It is one of the test for a qualified distribution, if you don’t meet this, then you will have to pay tax on the earnings portions of any distribution that is not rolled over. A qualified distribution would be tax free after five years. The clocks start on your five-year time the first day of the first year for which you make a Roth 401(k) contribution. For example, if you started to make contributions at any time in 2005, your clocks starts on January 1, 2005 and the five year period will end in 2009. In this case, qualified distributions can be taken, beginning January 1, 2010 if you are over 59 ½ or disabled.

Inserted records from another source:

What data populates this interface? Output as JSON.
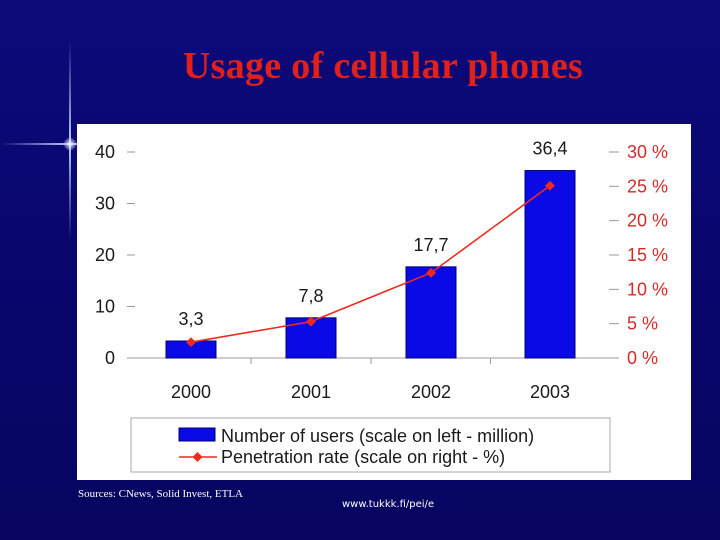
{
  "slide": {
    "title": "Usage of cellular phones",
    "source": "Sources: CNews, Solid Invest, ETLA",
    "url": "www.tukkk.fi/pei/e"
  },
  "colors": {
    "background": "#0a087a",
    "title": "#e0201b",
    "bars": "#0a0ae6",
    "line": "#ee2a1e",
    "right_axis_text": "#d42a2a",
    "panel": "#ffffff"
  },
  "chart_data": {
    "type": "bar",
    "categories": [
      "2000",
      "2001",
      "2002",
      "2003"
    ],
    "series": [
      {
        "name": "Number of users (scale on left - million)",
        "type": "bar",
        "axis": "left",
        "values": [
          3.3,
          7.8,
          17.7,
          36.4
        ],
        "labels": [
          "3,3",
          "7,8",
          "17,7",
          "36,4"
        ]
      },
      {
        "name": "Penetration rate (scale on right - %)",
        "type": "line",
        "axis": "right",
        "values": [
          2.3,
          5.3,
          12.4,
          25.1
        ]
      }
    ],
    "left_axis": {
      "ylim": [
        0,
        40
      ],
      "ticks": [
        "0",
        "10",
        "20",
        "30",
        "40"
      ]
    },
    "right_axis": {
      "ylim": [
        0,
        30
      ],
      "ticks": [
        "0 %",
        "5 %",
        "10 %",
        "15 %",
        "20 %",
        "25 %",
        "30 %"
      ]
    },
    "grid": false,
    "legend": "bottom"
  }
}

In Roth IRAs, you have just one 5-year period clock for all your accounts. However that isn’t true for Roth 401(k) accounts, if you initiate an account with one employer in 2005 and another account with other employer in 2007, then you have to deal with two different 5-year periods. Qualified distributions can be taken from the first account commencing in 2010, but for another account you will have to wait until 2012 to take qualified distributions.
There is one exemption, if you roll to the second account from the first account, then the complete account is treated as if it is set up in the initial year of either of the two accounts. The time period of your Roth 401(k) account is not transferred to a Roth IRA when you do a rollover. For example, you have a Roth 401(k) for just a few years, but you have a Roth IRA more than five years, then you can satisfy the 5-year test for all your money by rolling the Roth 401(k) to a Roth IRA.